Koray’ın anne ve babasını evimin önünde bulduğumuzda Yılmaz ile kısa bir şok anı yaşamıştık. Arabadan inmek için davrandığımda Yılmaz kolumdan tutarak beni durdurdu. “Onları bekliyor muydun?” diye sordu. Hemen ardından sorusunun saçmalığını ben söylemeden fark etmiş olacak ki kafasını iki yana sallayarak, “Elbette beklemiyordun. Benimki de soru!” dedi.

Ön camdan dışarıya doğru bakarken, “Daha erken gelmelerini bekliyordum açıkçası,” diye konuştum. Yılmaz anlamaz gözlerle bana baktı. Ona doğru kafamı çevirdim. “Oğullarını birazcık nezarethaneye attırmış ve uzaklaştırma kararı almış olabilirim. Birazcık.” Baş parmağım ve işaret parmağımı birbirine yaklaştırdım.

“Sen ciddi misin Zühre? Tüm bunlar ne zaman oldu?”

“Seninle karşılaşıp konuşmadan önceydi sanırım.

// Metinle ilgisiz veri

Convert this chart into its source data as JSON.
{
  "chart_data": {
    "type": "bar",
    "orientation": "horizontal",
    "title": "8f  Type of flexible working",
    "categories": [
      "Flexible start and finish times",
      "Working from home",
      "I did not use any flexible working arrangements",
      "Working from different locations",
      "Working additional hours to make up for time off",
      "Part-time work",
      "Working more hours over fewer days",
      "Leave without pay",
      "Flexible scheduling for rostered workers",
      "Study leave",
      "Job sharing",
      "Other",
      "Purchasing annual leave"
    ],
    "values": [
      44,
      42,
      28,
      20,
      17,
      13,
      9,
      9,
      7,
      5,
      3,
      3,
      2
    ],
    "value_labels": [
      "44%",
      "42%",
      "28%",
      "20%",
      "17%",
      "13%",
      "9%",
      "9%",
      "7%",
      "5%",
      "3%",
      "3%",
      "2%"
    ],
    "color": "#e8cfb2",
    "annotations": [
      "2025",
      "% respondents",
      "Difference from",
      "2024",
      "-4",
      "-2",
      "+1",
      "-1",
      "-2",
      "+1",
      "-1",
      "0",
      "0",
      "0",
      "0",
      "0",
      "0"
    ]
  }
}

Koray tatil dönüşü evime geldi ve olay çıkardı.”

“Ne?”
Sinirlendiğini görebiliyordum ve bu sebeple elimden geldiğince sakin kalmaya çalışarak önemsiz bir meseleden bahseder gibi umursamadan devam ettim. “Biraz tartıştık ve evden gitmesini istedik. Gitmediği için de polisi aradık ve sonra şikayetçi olduk. Olay bundan ibaret. Büyük ihtimalle şimdi bunun hesabını bana sormak için geldiler. Ama biraz geç mi kaldılar ne? Daha erken bekliyordum açıkçası.” Yılmaz’ın her geçen an sinirinin arttığını görebiliyordum. Dışarıdakilere doğru öfkeli bakışlarla bakmaya başlamıştı ve eli her an kapı koluna gidecek gibiydi. Elimi yanağına götürerek yüzünü kendime doğru çevirdim. Bakışlarındaki sertlik bir an bomboş hale gelirken hemen sonrasında her zamanki sıcacık bakışlarına bıraktı yerini.

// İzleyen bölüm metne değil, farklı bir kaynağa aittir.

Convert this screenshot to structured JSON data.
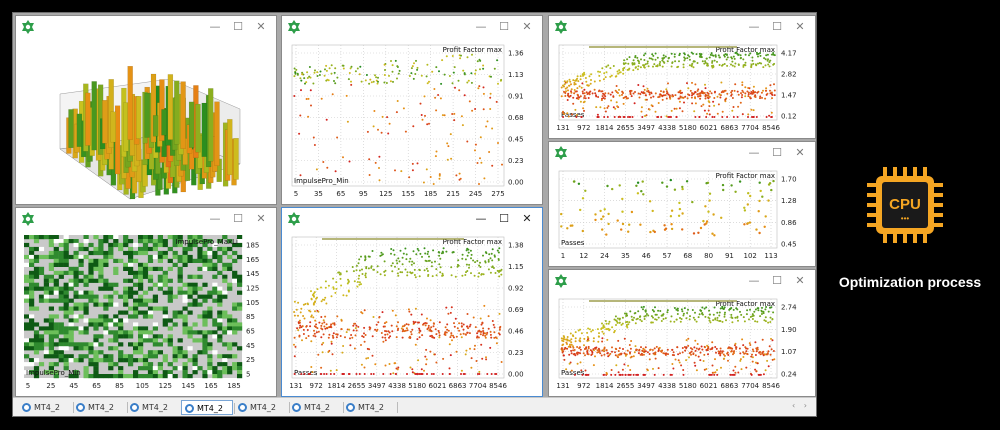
{
  "colors": {
    "accent": "#f5a623",
    "window_border_active": "#4a8ad0",
    "tab_icon": "#3a7ec8",
    "grad_good": "#1f8a1f",
    "grad_mid": "#c9c21f",
    "grad_bad": "#d21f1f"
  },
  "icons": {
    "app": "gear-icon",
    "cpu": "cpu-icon",
    "tab": "chart-icon"
  },
  "window_controls": {
    "minimize": "—",
    "maximize": "☐",
    "close": "✕"
  },
  "sidebar": {
    "cpu_label": "CPU",
    "cpu_dots": "•••",
    "caption": "Optimization process"
  },
  "tabs": [
    {
      "label": "MT4_2"
    },
    {
      "label": "MT4_2"
    },
    {
      "label": "MT4_2"
    },
    {
      "label": "MT4_2",
      "selected": true
    },
    {
      "label": "MT4_2"
    },
    {
      "label": "MT4_2"
    },
    {
      "label": "MT4_2"
    }
  ],
  "tabbar": {
    "scroll": "‹ ›"
  },
  "windows": [
    {
      "id": "w1",
      "type": "3d-bars",
      "active": false
    },
    {
      "id": "w2",
      "type": "scatter",
      "active": false,
      "title": "Profit Factor max",
      "label": "ImpulsePro_Min",
      "xticks": [
        "5",
        "35",
        "65",
        "95",
        "125",
        "155",
        "185",
        "215",
        "245",
        "275"
      ],
      "yticks": [
        "1.36",
        "1.13",
        "0.91",
        "0.68",
        "0.45",
        "0.23",
        "0.00"
      ]
    },
    {
      "id": "w3",
      "type": "scatter",
      "active": false,
      "title": "Profit Factor max",
      "label": "Passes",
      "xticks": [
        "131",
        "972",
        "1814",
        "2655",
        "3497",
        "4338",
        "5180",
        "6021",
        "6863",
        "7704",
        "8546"
      ],
      "yticks": [
        "4.17",
        "2.82",
        "1.47",
        "0.12"
      ]
    },
    {
      "id": "w4",
      "type": "heatmap",
      "active": false,
      "top_label": "ImpulsePro_MaxLi",
      "label": "ImpulsePro_Min",
      "xticks": [
        "5",
        "25",
        "45",
        "65",
        "85",
        "105",
        "125",
        "145",
        "165",
        "185"
      ],
      "yticks": [
        "185",
        "165",
        "145",
        "125",
        "105",
        "85",
        "65",
        "45",
        "25",
        "5"
      ]
    },
    {
      "id": "w5",
      "type": "scatter",
      "active": true,
      "title": "Profit Factor max",
      "label": "Passes",
      "xticks": [
        "131",
        "972",
        "1814",
        "2655",
        "3497",
        "4338",
        "5180",
        "6021",
        "6863",
        "7704",
        "8546"
      ],
      "yticks": [
        "1.38",
        "1.15",
        "0.92",
        "0.69",
        "0.46",
        "0.23",
        "0.00"
      ]
    },
    {
      "id": "w6",
      "type": "scatter",
      "active": false,
      "title": "Profit Factor max",
      "label": "Passes",
      "xticks": [
        "1",
        "12",
        "24",
        "35",
        "46",
        "57",
        "68",
        "80",
        "91",
        "102",
        "113"
      ],
      "yticks": [
        "1.70",
        "1.28",
        "0.86",
        "0.45"
      ]
    },
    {
      "id": "w7",
      "type": "scatter",
      "active": false,
      "title": "Profit Factor max",
      "label": "Passes",
      "xticks": [
        "131",
        "972",
        "1814",
        "2655",
        "3497",
        "4338",
        "5180",
        "6021",
        "6863",
        "7704",
        "8546"
      ],
      "yticks": [
        "2.74",
        "1.90",
        "1.07",
        "0.24"
      ]
    }
  ]
}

“Yılmaz gelip geçti hepsi. Şimdi de gelip geçecek. Canımızı sıkmaya değmez. Birkaç laf edip giderler. Fazlası olmaz zaten. O yüzden sen şimdi git ben her şeyi hallederim.”

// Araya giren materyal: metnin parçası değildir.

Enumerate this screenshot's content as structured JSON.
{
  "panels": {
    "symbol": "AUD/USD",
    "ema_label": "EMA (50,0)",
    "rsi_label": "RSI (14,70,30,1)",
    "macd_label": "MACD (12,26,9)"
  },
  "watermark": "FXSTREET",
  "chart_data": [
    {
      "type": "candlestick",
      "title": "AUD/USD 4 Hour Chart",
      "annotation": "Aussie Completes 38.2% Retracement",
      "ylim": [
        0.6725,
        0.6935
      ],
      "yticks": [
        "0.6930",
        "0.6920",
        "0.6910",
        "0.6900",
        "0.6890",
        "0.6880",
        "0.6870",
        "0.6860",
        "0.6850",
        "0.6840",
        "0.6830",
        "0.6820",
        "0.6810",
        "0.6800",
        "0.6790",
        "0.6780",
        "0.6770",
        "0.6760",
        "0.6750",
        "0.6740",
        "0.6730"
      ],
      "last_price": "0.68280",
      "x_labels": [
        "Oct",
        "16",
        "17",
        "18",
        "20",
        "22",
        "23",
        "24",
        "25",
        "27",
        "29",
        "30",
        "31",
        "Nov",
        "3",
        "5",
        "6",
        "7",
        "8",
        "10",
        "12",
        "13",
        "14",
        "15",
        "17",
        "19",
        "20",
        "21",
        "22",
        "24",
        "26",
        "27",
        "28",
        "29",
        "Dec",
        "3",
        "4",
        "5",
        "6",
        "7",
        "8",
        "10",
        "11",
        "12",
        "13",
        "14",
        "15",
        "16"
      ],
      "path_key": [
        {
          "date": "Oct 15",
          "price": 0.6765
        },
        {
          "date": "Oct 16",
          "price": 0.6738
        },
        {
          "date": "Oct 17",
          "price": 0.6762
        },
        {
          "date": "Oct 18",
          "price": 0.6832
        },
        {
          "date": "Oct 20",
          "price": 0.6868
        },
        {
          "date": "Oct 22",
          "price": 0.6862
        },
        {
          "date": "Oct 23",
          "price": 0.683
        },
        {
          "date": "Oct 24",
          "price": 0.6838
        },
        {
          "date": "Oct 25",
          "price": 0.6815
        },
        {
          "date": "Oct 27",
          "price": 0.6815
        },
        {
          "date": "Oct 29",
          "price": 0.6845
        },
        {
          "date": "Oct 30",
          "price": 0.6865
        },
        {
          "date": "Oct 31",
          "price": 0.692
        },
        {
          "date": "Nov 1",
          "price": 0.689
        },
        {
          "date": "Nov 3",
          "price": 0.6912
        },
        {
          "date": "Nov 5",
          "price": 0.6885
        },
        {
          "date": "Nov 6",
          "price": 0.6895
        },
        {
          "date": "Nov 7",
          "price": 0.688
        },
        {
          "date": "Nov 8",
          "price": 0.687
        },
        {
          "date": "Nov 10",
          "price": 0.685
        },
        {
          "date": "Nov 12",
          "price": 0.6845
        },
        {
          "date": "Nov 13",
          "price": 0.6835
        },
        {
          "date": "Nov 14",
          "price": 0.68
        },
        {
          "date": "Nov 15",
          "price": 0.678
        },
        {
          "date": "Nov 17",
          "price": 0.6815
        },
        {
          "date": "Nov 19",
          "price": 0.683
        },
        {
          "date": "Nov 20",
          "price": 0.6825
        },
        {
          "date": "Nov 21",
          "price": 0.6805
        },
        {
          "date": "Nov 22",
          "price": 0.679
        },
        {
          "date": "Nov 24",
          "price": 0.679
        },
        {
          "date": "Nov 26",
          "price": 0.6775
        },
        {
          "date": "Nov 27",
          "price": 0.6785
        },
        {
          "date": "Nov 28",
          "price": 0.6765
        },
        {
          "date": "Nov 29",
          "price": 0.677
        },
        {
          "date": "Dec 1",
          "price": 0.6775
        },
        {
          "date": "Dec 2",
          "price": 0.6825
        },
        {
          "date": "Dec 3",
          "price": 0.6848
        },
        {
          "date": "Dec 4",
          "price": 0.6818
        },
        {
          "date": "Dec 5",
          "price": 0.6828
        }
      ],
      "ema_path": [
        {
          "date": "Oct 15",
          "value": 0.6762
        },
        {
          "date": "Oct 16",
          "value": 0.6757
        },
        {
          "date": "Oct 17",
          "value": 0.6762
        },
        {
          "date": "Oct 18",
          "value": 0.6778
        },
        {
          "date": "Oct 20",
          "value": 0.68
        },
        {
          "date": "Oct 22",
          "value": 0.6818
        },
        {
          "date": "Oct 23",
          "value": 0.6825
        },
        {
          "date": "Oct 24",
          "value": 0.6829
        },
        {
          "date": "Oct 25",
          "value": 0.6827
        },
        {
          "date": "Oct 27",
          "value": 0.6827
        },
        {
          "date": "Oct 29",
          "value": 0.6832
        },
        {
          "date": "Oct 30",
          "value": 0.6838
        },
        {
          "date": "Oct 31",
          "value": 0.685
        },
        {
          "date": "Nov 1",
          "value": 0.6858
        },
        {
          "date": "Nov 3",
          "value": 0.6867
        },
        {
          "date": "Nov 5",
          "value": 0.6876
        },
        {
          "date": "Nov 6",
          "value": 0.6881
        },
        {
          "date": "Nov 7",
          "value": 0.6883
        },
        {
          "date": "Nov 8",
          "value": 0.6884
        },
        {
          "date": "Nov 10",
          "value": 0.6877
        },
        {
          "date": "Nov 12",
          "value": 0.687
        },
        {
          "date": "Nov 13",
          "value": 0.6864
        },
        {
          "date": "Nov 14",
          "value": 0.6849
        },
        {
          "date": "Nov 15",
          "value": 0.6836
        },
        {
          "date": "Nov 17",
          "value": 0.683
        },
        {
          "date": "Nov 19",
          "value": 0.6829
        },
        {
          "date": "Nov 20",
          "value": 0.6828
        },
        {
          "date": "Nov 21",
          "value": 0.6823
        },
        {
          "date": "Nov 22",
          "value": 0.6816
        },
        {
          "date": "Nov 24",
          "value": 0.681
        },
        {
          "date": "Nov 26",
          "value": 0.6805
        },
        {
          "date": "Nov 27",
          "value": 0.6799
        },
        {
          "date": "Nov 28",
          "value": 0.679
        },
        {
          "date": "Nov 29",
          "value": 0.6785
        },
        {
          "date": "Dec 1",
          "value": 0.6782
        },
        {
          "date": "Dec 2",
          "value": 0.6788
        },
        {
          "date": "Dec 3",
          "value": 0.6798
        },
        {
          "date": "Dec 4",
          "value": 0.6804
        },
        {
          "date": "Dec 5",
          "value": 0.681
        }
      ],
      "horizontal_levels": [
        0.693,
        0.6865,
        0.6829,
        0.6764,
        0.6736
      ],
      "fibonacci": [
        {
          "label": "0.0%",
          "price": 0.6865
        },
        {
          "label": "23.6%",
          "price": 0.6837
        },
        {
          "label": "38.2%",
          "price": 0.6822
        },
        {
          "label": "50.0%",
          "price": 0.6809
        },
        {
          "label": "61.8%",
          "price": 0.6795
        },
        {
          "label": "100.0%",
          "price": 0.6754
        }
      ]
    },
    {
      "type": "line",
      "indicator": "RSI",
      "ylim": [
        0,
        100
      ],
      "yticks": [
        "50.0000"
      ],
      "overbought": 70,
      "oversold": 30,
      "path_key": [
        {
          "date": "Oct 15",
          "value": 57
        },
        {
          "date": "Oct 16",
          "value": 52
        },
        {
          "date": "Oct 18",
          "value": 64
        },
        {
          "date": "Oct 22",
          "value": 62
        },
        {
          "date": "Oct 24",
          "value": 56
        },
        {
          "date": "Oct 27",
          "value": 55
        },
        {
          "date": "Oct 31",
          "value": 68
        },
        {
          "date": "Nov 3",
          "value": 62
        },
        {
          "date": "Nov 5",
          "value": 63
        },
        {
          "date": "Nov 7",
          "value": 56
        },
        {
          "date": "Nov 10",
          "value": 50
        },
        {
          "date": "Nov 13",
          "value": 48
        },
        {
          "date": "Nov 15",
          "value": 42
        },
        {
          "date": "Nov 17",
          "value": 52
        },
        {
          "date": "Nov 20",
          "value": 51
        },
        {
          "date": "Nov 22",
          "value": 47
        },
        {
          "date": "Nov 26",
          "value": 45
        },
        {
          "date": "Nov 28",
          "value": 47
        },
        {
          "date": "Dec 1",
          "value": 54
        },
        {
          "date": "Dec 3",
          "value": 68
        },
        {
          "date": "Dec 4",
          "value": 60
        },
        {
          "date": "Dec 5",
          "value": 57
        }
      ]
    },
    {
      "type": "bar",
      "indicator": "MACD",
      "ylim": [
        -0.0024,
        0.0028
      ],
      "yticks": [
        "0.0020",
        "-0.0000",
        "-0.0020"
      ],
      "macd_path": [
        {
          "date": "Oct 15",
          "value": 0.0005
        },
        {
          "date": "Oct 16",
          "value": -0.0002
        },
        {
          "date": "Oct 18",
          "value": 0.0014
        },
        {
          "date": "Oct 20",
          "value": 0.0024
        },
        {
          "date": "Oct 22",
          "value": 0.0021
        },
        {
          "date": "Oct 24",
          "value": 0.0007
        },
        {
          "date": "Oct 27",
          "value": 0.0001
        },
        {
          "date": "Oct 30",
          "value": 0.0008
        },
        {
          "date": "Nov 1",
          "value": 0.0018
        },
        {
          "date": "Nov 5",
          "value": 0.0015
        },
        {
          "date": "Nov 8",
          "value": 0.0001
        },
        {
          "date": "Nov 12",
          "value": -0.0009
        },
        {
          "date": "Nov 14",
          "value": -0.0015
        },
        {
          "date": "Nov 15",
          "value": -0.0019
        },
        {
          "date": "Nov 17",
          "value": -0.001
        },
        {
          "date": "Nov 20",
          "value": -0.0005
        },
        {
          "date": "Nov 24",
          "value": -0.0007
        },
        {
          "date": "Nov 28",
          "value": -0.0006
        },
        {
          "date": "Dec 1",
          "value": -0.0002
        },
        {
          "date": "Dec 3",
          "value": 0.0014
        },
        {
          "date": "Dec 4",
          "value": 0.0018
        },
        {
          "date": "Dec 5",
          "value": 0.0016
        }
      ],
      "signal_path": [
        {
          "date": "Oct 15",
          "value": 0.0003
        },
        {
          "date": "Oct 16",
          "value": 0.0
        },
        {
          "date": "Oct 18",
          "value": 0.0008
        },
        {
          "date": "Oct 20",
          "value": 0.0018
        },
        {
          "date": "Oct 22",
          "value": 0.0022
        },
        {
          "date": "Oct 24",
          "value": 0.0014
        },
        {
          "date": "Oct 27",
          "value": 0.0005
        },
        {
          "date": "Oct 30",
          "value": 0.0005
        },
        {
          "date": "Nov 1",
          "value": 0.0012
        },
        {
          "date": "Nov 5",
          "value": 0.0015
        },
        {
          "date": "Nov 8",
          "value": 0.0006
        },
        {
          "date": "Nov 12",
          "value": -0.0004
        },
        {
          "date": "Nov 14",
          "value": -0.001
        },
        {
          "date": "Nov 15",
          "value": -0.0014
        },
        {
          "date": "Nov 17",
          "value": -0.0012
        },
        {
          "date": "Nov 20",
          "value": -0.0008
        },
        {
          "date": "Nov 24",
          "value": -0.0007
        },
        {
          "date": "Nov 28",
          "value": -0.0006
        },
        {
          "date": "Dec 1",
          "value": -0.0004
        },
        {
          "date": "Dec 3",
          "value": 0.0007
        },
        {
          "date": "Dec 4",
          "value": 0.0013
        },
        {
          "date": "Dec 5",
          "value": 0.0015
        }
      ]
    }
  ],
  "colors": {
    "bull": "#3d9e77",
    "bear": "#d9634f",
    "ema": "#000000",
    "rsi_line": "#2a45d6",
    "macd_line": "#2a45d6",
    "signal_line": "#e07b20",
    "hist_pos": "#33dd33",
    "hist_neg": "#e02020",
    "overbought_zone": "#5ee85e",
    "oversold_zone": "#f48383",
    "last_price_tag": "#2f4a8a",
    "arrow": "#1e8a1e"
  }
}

Yüzünü elimden çekerken, “Olmaz Zühre. Seni onlarla karşı karşıya bırakıp gidemem.” Diye diretti.

“Bana hiçbir şey yapamazlar. Merak etme. Seni görürlerse olay daha da büyür ve ben çok üzülürüm.” Kafamı hafifçe yana eğdim. “Sorun çıkmayacak için rahat olsun. Daha önce de pek çok kere yaşadım bunu. Yani onların nutuklarına ve üstten üstten konuşmalarına karşı bağışıklık kazandım. Beni etkilemiyorlar. Hele de kendi ayaklarım üzerinde durduğum, kendi istediğim gibi yaşadığım şu zamanda üfleseler bir saç telim oynamaz benim.”
Yılmaz’ın siniri iyiden iyiye geçmeye başladığında gitmeyi de kabul etmişti.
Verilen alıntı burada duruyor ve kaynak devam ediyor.